Inzwischen klang kein Glöckchen mehr in meinem Kopf - es war ein ganzes Geläute, wie wir es von der Herz-Jesu-Kirche hörten, nicht weit vom Zoo.
    »Aber Piscine?«, fragte Mutter noch einmal. »Er ist doch erst acht.«
    »Piscine macht mir die meisten Sorgen.«
    »Ich habe nichts getan!«, platzte ich heraus. »Das war Ravi, ganz egal, was es war. Ravi war's!«
    »Was?«, protestierte Ravi. »Überhaupt nichts habe ich getan.« Er starrte mich finster an.
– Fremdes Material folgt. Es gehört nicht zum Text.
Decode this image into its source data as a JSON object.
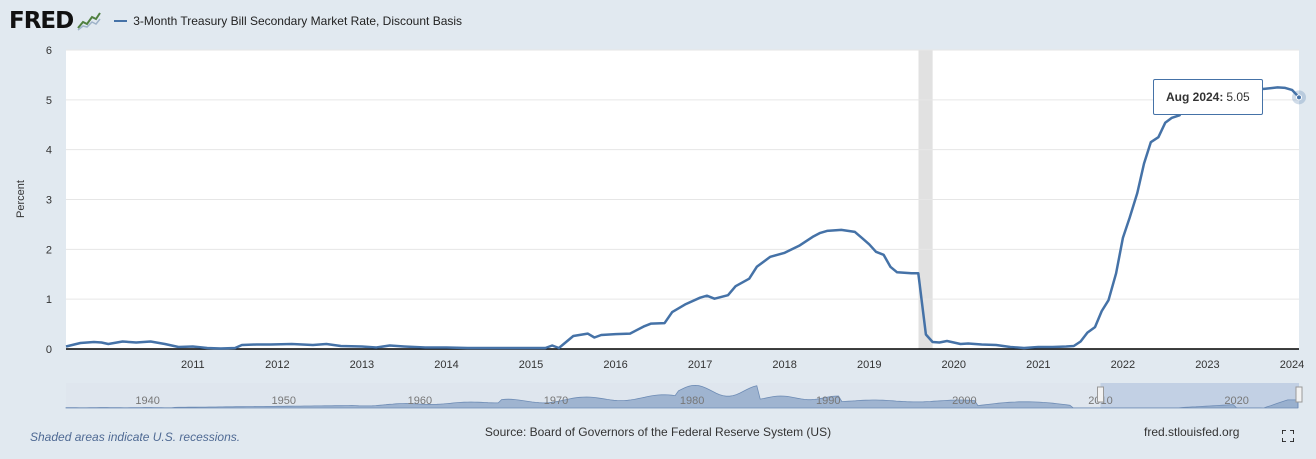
{
  "header": {
    "logo": "FRED",
    "series_title": "3-Month Treasury Bill Secondary Market Rate, Discount Basis",
    "line_color": "#4572a7"
  },
  "tooltip": {
    "date": "Aug 2024:",
    "value": "5.05"
  },
  "footer": {
    "recession_note": "Shaded areas indicate U.S. recessions.",
    "source": "Source: Board of Governors of the Federal Reserve System (US)",
    "site": "fred.stlouisfed.org",
    "fullscreen_icon": "expand-icon"
  },
  "chart_data": {
    "type": "line",
    "title": "3-Month Treasury Bill Secondary Market Rate, Discount Basis",
    "ylabel": "Percent",
    "xlabel": "",
    "x_range": [
      2010.0,
      2024.583
    ],
    "ylim": [
      0,
      6
    ],
    "y_ticks": [
      0,
      1,
      2,
      3,
      4,
      5,
      6
    ],
    "x_ticks": [
      2011,
      2012,
      2013,
      2014,
      2015,
      2016,
      2017,
      2018,
      2019,
      2020,
      2021,
      2022,
      2023,
      2024
    ],
    "grid": true,
    "recessions": [
      [
        2020.083,
        2020.25
      ]
    ],
    "navigator": {
      "ticks": [
        1940,
        1950,
        1960,
        1970,
        1980,
        1990,
        2000,
        2010,
        2020
      ],
      "x_range": [
        1934,
        2024.583
      ],
      "selected_range": [
        2010.0,
        2024.583
      ]
    },
    "series": [
      {
        "name": "3-Month Treasury Bill Secondary Market Rate, Discount Basis",
        "points": [
          [
            2010.0,
            0.05
          ],
          [
            2010.17,
            0.12
          ],
          [
            2010.33,
            0.14
          ],
          [
            2010.42,
            0.13
          ],
          [
            2010.5,
            0.1
          ],
          [
            2010.67,
            0.15
          ],
          [
            2010.83,
            0.13
          ],
          [
            2011.0,
            0.15
          ],
          [
            2011.17,
            0.1
          ],
          [
            2011.33,
            0.04
          ],
          [
            2011.5,
            0.05
          ],
          [
            2011.67,
            0.02
          ],
          [
            2011.83,
            0.01
          ],
          [
            2012.0,
            0.02
          ],
          [
            2012.08,
            0.08
          ],
          [
            2012.25,
            0.09
          ],
          [
            2012.42,
            0.09
          ],
          [
            2012.67,
            0.1
          ],
          [
            2012.92,
            0.08
          ],
          [
            2013.08,
            0.1
          ],
          [
            2013.25,
            0.06
          ],
          [
            2013.5,
            0.05
          ],
          [
            2013.67,
            0.03
          ],
          [
            2013.83,
            0.07
          ],
          [
            2014.0,
            0.05
          ],
          [
            2014.25,
            0.03
          ],
          [
            2014.5,
            0.03
          ],
          [
            2014.75,
            0.02
          ],
          [
            2015.0,
            0.02
          ],
          [
            2015.25,
            0.02
          ],
          [
            2015.5,
            0.02
          ],
          [
            2015.67,
            0.02
          ],
          [
            2015.75,
            0.07
          ],
          [
            2015.83,
            0.02
          ],
          [
            2016.0,
            0.26
          ],
          [
            2016.17,
            0.31
          ],
          [
            2016.25,
            0.23
          ],
          [
            2016.33,
            0.28
          ],
          [
            2016.5,
            0.3
          ],
          [
            2016.67,
            0.31
          ],
          [
            2016.83,
            0.45
          ],
          [
            2016.92,
            0.51
          ],
          [
            2017.08,
            0.52
          ],
          [
            2017.17,
            0.74
          ],
          [
            2017.33,
            0.9
          ],
          [
            2017.5,
            1.03
          ],
          [
            2017.58,
            1.07
          ],
          [
            2017.67,
            1.01
          ],
          [
            2017.83,
            1.08
          ],
          [
            2017.92,
            1.26
          ],
          [
            2018.08,
            1.41
          ],
          [
            2018.17,
            1.65
          ],
          [
            2018.33,
            1.85
          ],
          [
            2018.5,
            1.93
          ],
          [
            2018.67,
            2.07
          ],
          [
            2018.83,
            2.25
          ],
          [
            2018.92,
            2.33
          ],
          [
            2019.0,
            2.37
          ],
          [
            2019.17,
            2.39
          ],
          [
            2019.33,
            2.35
          ],
          [
            2019.42,
            2.22
          ],
          [
            2019.5,
            2.1
          ],
          [
            2019.58,
            1.95
          ],
          [
            2019.67,
            1.89
          ],
          [
            2019.75,
            1.65
          ],
          [
            2019.83,
            1.54
          ],
          [
            2020.0,
            1.52
          ],
          [
            2020.08,
            1.52
          ],
          [
            2020.17,
            0.29
          ],
          [
            2020.25,
            0.14
          ],
          [
            2020.33,
            0.13
          ],
          [
            2020.42,
            0.16
          ],
          [
            2020.5,
            0.13
          ],
          [
            2020.58,
            0.1
          ],
          [
            2020.67,
            0.11
          ],
          [
            2020.83,
            0.09
          ],
          [
            2021.0,
            0.08
          ],
          [
            2021.17,
            0.04
          ],
          [
            2021.33,
            0.02
          ],
          [
            2021.5,
            0.04
          ],
          [
            2021.67,
            0.04
          ],
          [
            2021.83,
            0.05
          ],
          [
            2021.92,
            0.06
          ],
          [
            2022.0,
            0.15
          ],
          [
            2022.08,
            0.33
          ],
          [
            2022.17,
            0.44
          ],
          [
            2022.25,
            0.76
          ],
          [
            2022.33,
            0.98
          ],
          [
            2022.42,
            1.52
          ],
          [
            2022.5,
            2.23
          ],
          [
            2022.58,
            2.63
          ],
          [
            2022.67,
            3.13
          ],
          [
            2022.75,
            3.72
          ],
          [
            2022.83,
            4.15
          ],
          [
            2022.92,
            4.25
          ],
          [
            2023.0,
            4.54
          ],
          [
            2023.08,
            4.64
          ],
          [
            2023.17,
            4.69
          ],
          [
            2023.33,
            5.14
          ],
          [
            2023.5,
            5.25
          ],
          [
            2023.67,
            5.27
          ],
          [
            2023.83,
            5.26
          ],
          [
            2024.0,
            5.22
          ],
          [
            2024.17,
            5.22
          ],
          [
            2024.33,
            5.25
          ],
          [
            2024.42,
            5.24
          ],
          [
            2024.5,
            5.2
          ],
          [
            2024.583,
            5.05
          ]
        ]
      }
    ]
  }
}
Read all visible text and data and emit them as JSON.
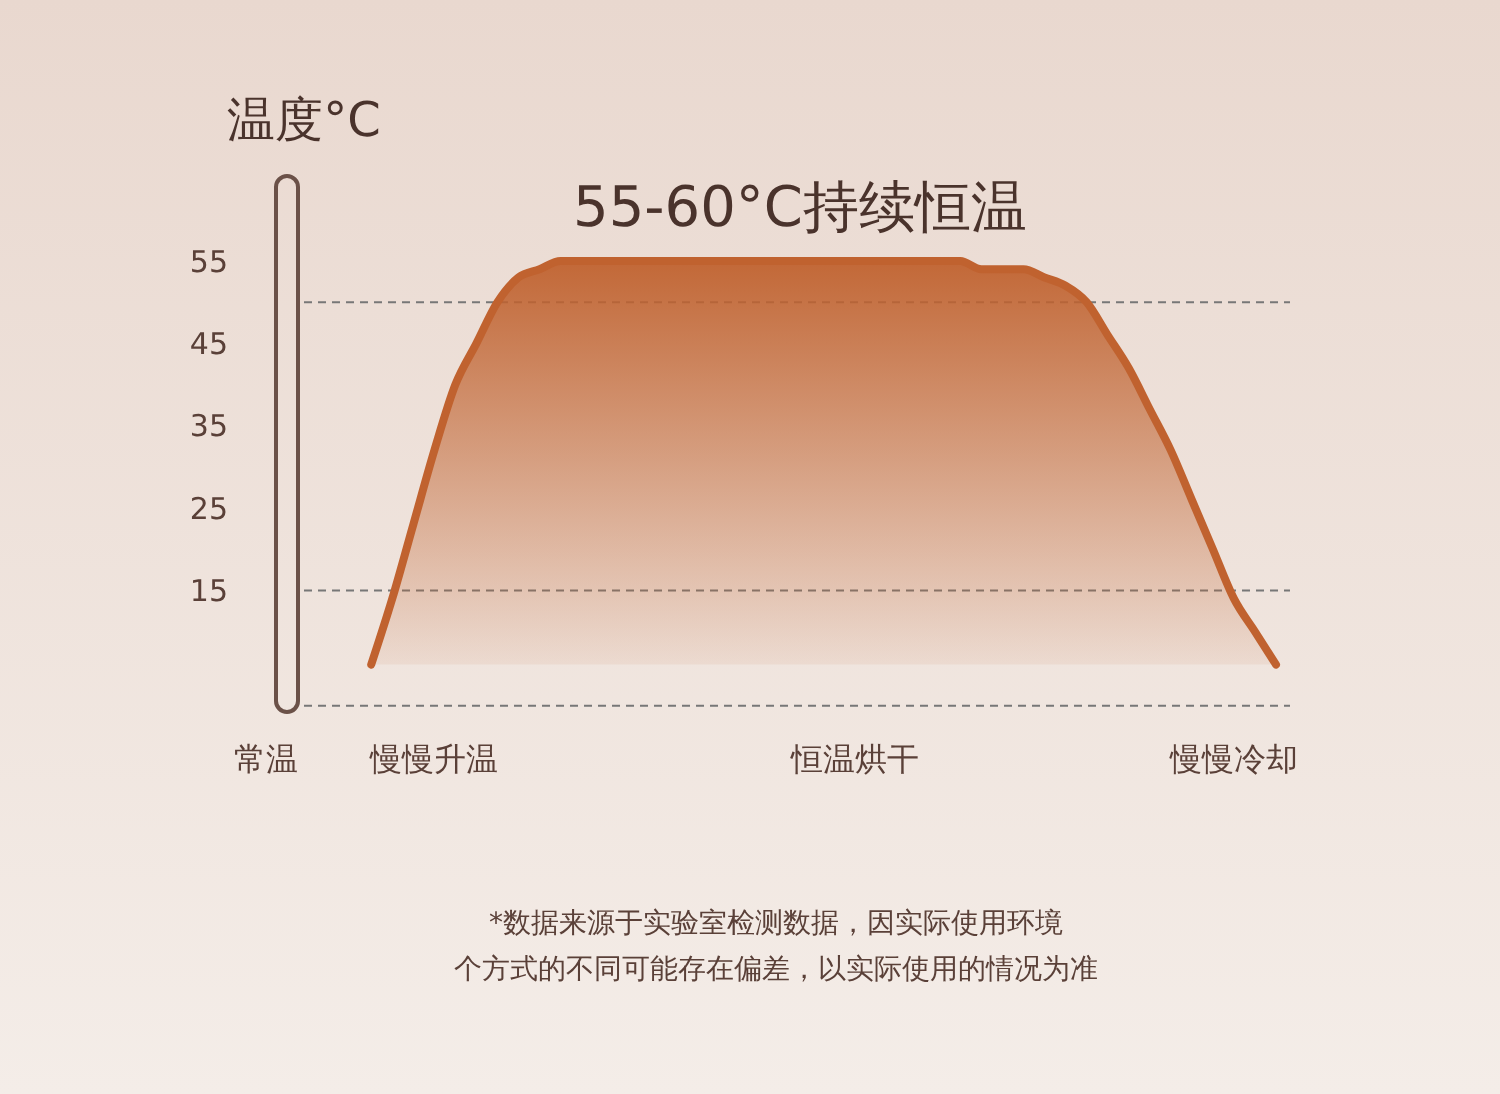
{
  "chart_data": {
    "type": "area",
    "title": "55-60°C持续恒温",
    "ylabel": "温度°C",
    "categories": [
      "常温",
      null,
      null,
      null,
      null,
      null,
      null,
      null,
      "慢慢升温",
      null,
      null,
      null,
      null,
      null,
      null,
      null,
      null,
      null,
      null,
      null,
      null,
      null,
      null,
      null,
      null,
      null,
      null,
      null,
      "恒温烘干",
      null,
      null,
      null,
      null,
      null,
      null,
      null,
      null,
      null,
      null,
      null,
      null,
      null,
      null,
      null,
      null,
      null,
      "慢慢冷却",
      null,
      null
    ],
    "ylim": [
      0,
      55
    ],
    "yticks": [
      15,
      25,
      35,
      45,
      55
    ],
    "series": [
      {
        "color": "#c0622f",
        "values": [
          null,
          null,
          null,
          null,
          null,
          6,
          14,
          23,
          32,
          40,
          45,
          50,
          53,
          54,
          55,
          55,
          55,
          55,
          55,
          55,
          55,
          55,
          55,
          55,
          55,
          55,
          55,
          55,
          55,
          55,
          55,
          55,
          55,
          55,
          54,
          54,
          54,
          53,
          52,
          50,
          46,
          42,
          37,
          32,
          26,
          20,
          14,
          10,
          6
        ]
      }
    ],
    "ref_lines": [
      {
        "axis": "y",
        "value": 50,
        "line_style": "dashed"
      },
      {
        "axis": "y",
        "value": 15,
        "line_style": "dashed"
      },
      {
        "axis": "y",
        "value": 1,
        "line_style": "dashed"
      }
    ],
    "annotations": [
      "*数据来源于实验室检测数据，因实际使用环境",
      "个方式的不同可能存在偏差，以实际使用的情况为准"
    ]
  }
}
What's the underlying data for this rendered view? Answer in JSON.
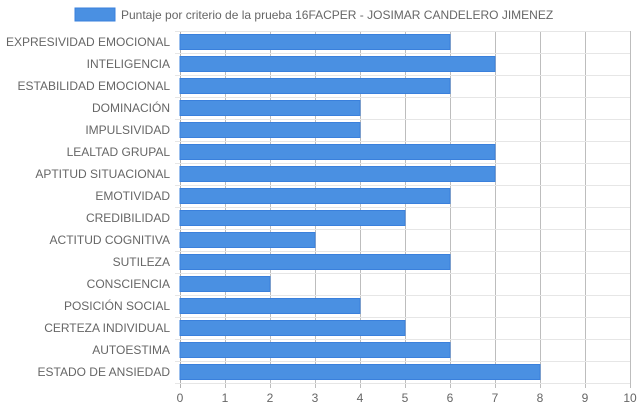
{
  "chart_data": {
    "type": "bar",
    "orientation": "horizontal",
    "categories": [
      "EXPRESIVIDAD EMOCIONAL",
      "INTELIGENCIA",
      "ESTABILIDAD EMOCIONAL",
      "DOMINACIÓN",
      "IMPULSIVIDAD",
      "LEALTAD GRUPAL",
      "APTITUD SITUACIONAL",
      "EMOTIVIDAD",
      "CREDIBILIDAD",
      "ACTITUD COGNITIVA",
      "SUTILEZA",
      "CONSCIENCIA",
      "POSICIÓN SOCIAL",
      "CERTEZA INDIVIDUAL",
      "AUTOESTIMA",
      "ESTADO DE ANSIEDAD"
    ],
    "series": [
      {
        "name": "Puntaje por criterio de la prueba 16FACPER - JOSIMAR CANDELERO JIMENEZ",
        "values": [
          6,
          7,
          6,
          4,
          4,
          7,
          7,
          6,
          5,
          3,
          6,
          2,
          4,
          5,
          6,
          8
        ],
        "color": "#4a90e2",
        "border_color": "#3a80dc"
      }
    ],
    "xlim": [
      0,
      10
    ],
    "x_ticks": [
      "0",
      "1",
      "2",
      "3",
      "4",
      "5",
      "6",
      "7",
      "8",
      "9",
      "10"
    ],
    "grid": true,
    "legend_position": "top"
  }
}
    »Ruhe!«, rief Vater und hob die Hand. Er sah Mutter an. »Gita, du siehst doch, wie Piscine ist. Er ist jetzt in dem Alter, in dem Jungs sich herumtreiben und überall ihre Nase hineinstecken.«
    Ich ein Herumtreiber? Ein Nasen-Hineinstecker? Das ist nicht wahr, das ist nicht wahr! Mutter, verteidige mich, flehte mein Herz, steh mir bei! Aber sie seufzte nur und nickte, zum Zeichen, dass sie ihn gewähren ließ.
    »Kommt mit«, sagte Vater.
    Wir zogen los wie Gefangene zur Hinrichtung.
    Vom Haus ging es durch das Tor zum Zoo. Es war früh am Tag, und der Zoo hatte noch nicht für das Publikum geöffnet. Wärter und Gärtner gingen ihrer Arbeit nach. Ich sah Sitaram, meinen Lieblingswärter, bei den Orang-Utans. Er hielt inne und sah zu, wie wir vorüberzogen. Wir kamen an Vögeln, Affen, Klauentieren vorbei, an den Terrarien, den Nashörnern, den Elefanten, den Giraffen.
    Wir kamen zu den Großkatzen, unseren Tigern, Löwen und Leoparden. Babu, der Wärter, wartete schon auf uns. Wir nahmen einen Pfad nach hinten, und er schloss die Tür zum Raubtierhaus auf, das mitten auf einer von Wassergräben umgebenen Insel lag. Wir traten ein. Die große, finstere Betonhöhle, kreisrund, war warm und stickig, und es roch nach Katzenurin. Rundum erstreckten sich die großen Käfige, durch dicke grüne Eisenstäbe voneinander getrennt. Ein gelblicher Lichtschein drang durch die Dachfenster ein. Durch die Käfigausgänge konnten wir das sonnenbeschienene Buschwerk der umgebenden Insel sehen. Die Käfige waren leer - bis auf einen: Mahisha, der Patriarch unter unseren bengalischen Tigern, durfte noch nicht nach draußen. Als wir eintraten, kam er sofort an die Käfigstäbe, mit einem furiosen Fauchen, die Ohren angelegt, die runden Augen fest auf Babu geheftet. Er fauchte so laut und wütend, dass das ganze Raubtierhaus zu beben schien. Mir schlotterten die Knie. Ich drückte mich an Mutter. Auch sie zitterte. Selbst Vater brauchte einen Moment, bis er sich gefasst hatte. Nur Babu machte der Wutausbruch und der Blick, der ihn durchbohrte, nichts aus. Sein Vertrauen in die Eisenstangen war unerschütterlich. Mahisha ging nun in seinem Käfig auf und ab, immer bis an die Stangen.
    Vater stellte sich vor uns hin. »Was für ein Tier ist das?« Er musste brüllen, damit wir ihn durch Mahishas Fauchen hören konnten.
    »Ein Tiger«, antworteten Ravi und ich im Chor und bestätigten brav, was ja nicht zu übersehen war.